Team:IISc Bangalore/InterLab

Fluorescence assays have grown to be some of the most popular readouts in biological experiments. However, representation of optical readouts in fluorescence assays that typically measure OD and fluorescence is non-trivial due to the variations in different instruments used to measure them. The instruments differ in their optical paths, their beam intensities, gains, etc. Hence, data is most research articles are represented in arbitrary units (au), making it very difficult to compare a range of samples, which is what is required out of a measurement system. The idea of the interlab study is to enable a common measurement platform in terms of samples and protocols so as to allow interconversion of data between different devices in the following methods.

• OD: A standard colloidal solution, LUDOX S30 (30% silica colloid in water) was included in the InterLab 2016 kit.
i. Assumption: The ratio of OD from two different OD measurement devices for the same sample will be a constant ratio independent of the sample.
ii. Implications: If one knows the ratio of OD from two OD measurement devices due to LUDOX and the OD of a different sample is known from the first OD measurement device, the OD from the second OD measurement device can be calculated.
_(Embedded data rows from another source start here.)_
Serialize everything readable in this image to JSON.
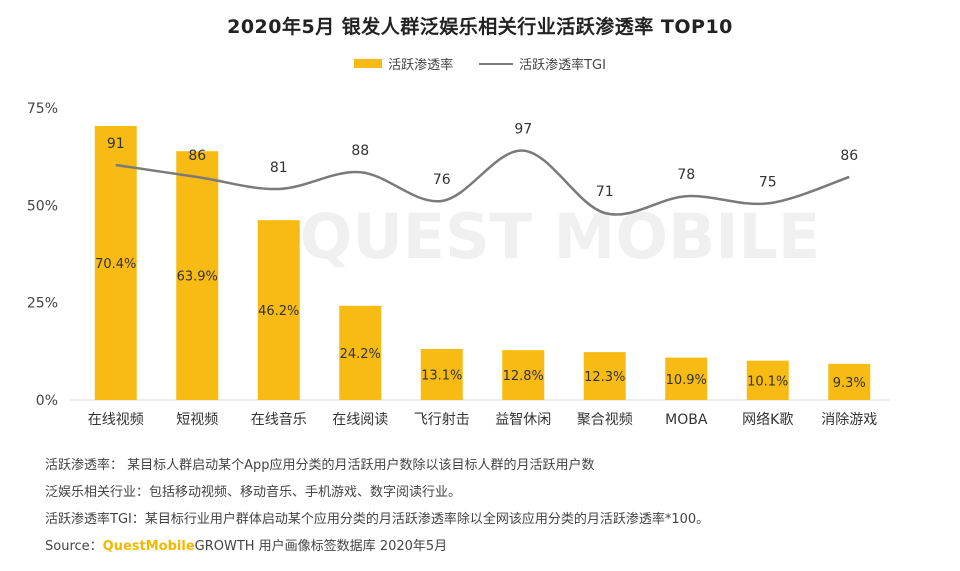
{
  "title": "2020年5月 银发人群泛娱乐相关行业活跃渗透率 TOP10",
  "watermark": "QUEST MOBILE",
  "colors": {
    "bar": "#f8bb14",
    "line": "#7a7a7a",
    "brand": "#f5b800"
  },
  "notes": [
    "活跃渗透率：  某目标人群启动某个App应用分类的月活跃用户数除以该目标人群的月活跃用户数",
    "泛娱乐相关行业：包括移动视频、移动音乐、手机游戏、数字阅读行业。",
    "活跃渗透率TGI：某目标行业用户群体启动某个应用分类的月活跃渗透率除以全网该应用分类的月活跃渗透率*100。"
  ],
  "source": {
    "label": "Source：",
    "brand": "QuestMobile",
    "text": "GROWTH 用户画像标签数据库 2020年5月"
  },
  "chart_data": {
    "type": "bar",
    "categories": [
      "在线视频",
      "短视频",
      "在线音乐",
      "在线阅读",
      "飞行射击",
      "益智休闲",
      "聚合视频",
      "MOBA",
      "网络K歌",
      "消除游戏"
    ],
    "series": [
      {
        "name": "活跃渗透率",
        "type": "bar",
        "axis": "left",
        "values": [
          70.4,
          63.9,
          46.2,
          24.2,
          13.1,
          12.8,
          12.3,
          10.9,
          10.1,
          9.3
        ],
        "labels": [
          "70.4%",
          "63.9%",
          "46.2%",
          "24.2%",
          "13.1%",
          "12.8%",
          "12.3%",
          "10.9%",
          "10.1%",
          "9.3%"
        ]
      },
      {
        "name": "活跃渗透率TGI",
        "type": "line",
        "axis": "secondary",
        "smooth": true,
        "values": [
          91,
          86,
          81,
          88,
          76,
          97,
          71,
          78,
          75,
          86
        ]
      }
    ],
    "y_ticks": [
      "0%",
      "25%",
      "50%",
      "75%"
    ],
    "ylim": [
      0,
      75
    ],
    "grid": false,
    "legend_position": "top-center"
  }
}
• Fluorescence: Dry FITC, 194.7 ug(0.5 umol) was provided in the InterLab kit. A 10x 0.5mM FITC solution was made in PBS and ten-step 2x serial dilutions were set up in quadruplicates. Fluorescence of the same of measured under standard FITC conditions(Ex: 488 nm, Em: 507 nm).
i. Assumption: Absolute fluorescence due to given FITC solutions is independent of device parameters.
ii. Experimental observations: Under given dilutions, FITC fluorescence is directly proportional to FITC concentration.
iii. Implications: All green fluorescence can be reported in terms of equivalent FITC concentration.

Example of use of standardized measurements:
A growth curve for E coli DH5"/alpha" transformed with the following plasmids was performed

• Negative control - BBa_R0040 (pTetR promoter) pSB1C3
• Positive control - BBa_I20270 (Constitutive GFP generator) pSB1C3
• Test device 1 – BBa_J23101.B0034.E0040.B0015 pSB1C3
• Test device 2 – BBa_J23106.B0034.E0040.B0015 pSB1C3
• Test device 3 – BBa_J23117.B0034.E0040.B0015 pSB1C3

All the growth curves were performed with initial uncorrected OD of 0.02.
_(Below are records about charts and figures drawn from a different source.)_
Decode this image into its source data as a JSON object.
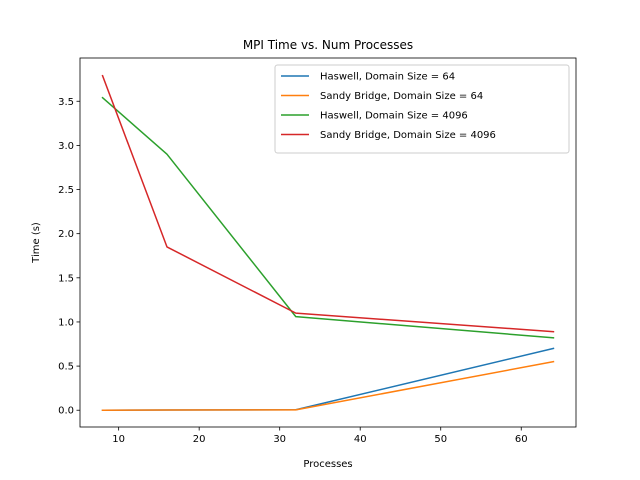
{
  "chart_data": {
    "type": "line",
    "title": "MPI Time vs. Num Processes",
    "xlabel": "Processes",
    "ylabel": "Time (s)",
    "xlim": [
      5.2,
      66.8
    ],
    "ylim": [
      -0.19,
      3.99
    ],
    "x_ticks": [
      10,
      20,
      30,
      40,
      50,
      60
    ],
    "y_ticks": [
      0.0,
      0.5,
      1.0,
      1.5,
      2.0,
      2.5,
      3.0,
      3.5
    ],
    "y_tick_labels": [
      "0.0",
      "0.5",
      "1.0",
      "1.5",
      "2.0",
      "2.5",
      "3.0",
      "3.5"
    ],
    "grid": false,
    "legend_position": "top-right",
    "series": [
      {
        "name": "Haswell, Domain Size = 64",
        "color": "#1f77b4",
        "x": [
          8,
          16,
          32,
          64
        ],
        "y": [
          0.0,
          0.003,
          0.005,
          0.7
        ]
      },
      {
        "name": "Sandy Bridge, Domain Size = 64",
        "color": "#ff7f0e",
        "x": [
          8,
          16,
          32,
          64
        ],
        "y": [
          0.0,
          0.002,
          0.004,
          0.55
        ]
      },
      {
        "name": "Haswell, Domain Size = 4096",
        "color": "#2ca02c",
        "x": [
          8,
          16,
          32,
          64
        ],
        "y": [
          3.54,
          2.9,
          1.06,
          0.82
        ]
      },
      {
        "name": "Sandy Bridge, Domain Size = 4096",
        "color": "#d62728",
        "x": [
          8,
          16,
          32,
          64
        ],
        "y": [
          3.79,
          1.85,
          1.1,
          0.89
        ]
      }
    ]
  }
}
1. The initial plate reader interlab study protocol stated that the FITC tube in the kit had 187 ug of FITC, while the label on the FITC tube stated 197.4 ug of FITC to be present.

2. The plate reader protocol claims the concentration of FITC in the 10x solution to 5 uM. However, that would imply an initial mass of 1.974 ug of FITC in the kit, which is 100 fold lesser than what updated plate reader protocol states (as of 17th October, 2016 IST).

Our suggestion with regard to the OD standard is to use McFarland standards instead of LUDOX solution. This is because McFarland standards can be made by respective teams, and replacing LUDOX with it decrease the InterLab kit expenses.

The results from our InterLab experiment are in the following spreadsheet. The Flu/OD for the cultures is as below.

Another interesting observation was the decreasing transformation efficiency of our competent cells (which had efficiency of 5x10⁷ CFU/ng with BBa_J04450 pSB1C3) with test devices conferring the strongest GFP expression.

One has the trivial result of the different GFP expression per cell (quantified by Flu/OD), which is representative of the strength of the Anderson promoters in the test devices.

For the proof of concept for our idea, measurement of intracellular protein concentrations are of essence. This is primarily possible only via fluorescent proteins, either independently, or by tagging to some other protein of interest.

This is what has driven us to tag Ag43 with sfGFP to estimate its concentration. Hence, the 2016 iGEM interlab study is of special importance to our proof of concept, since it allows for reproducibility of our absolute measurements by any future reviewing iGEM team.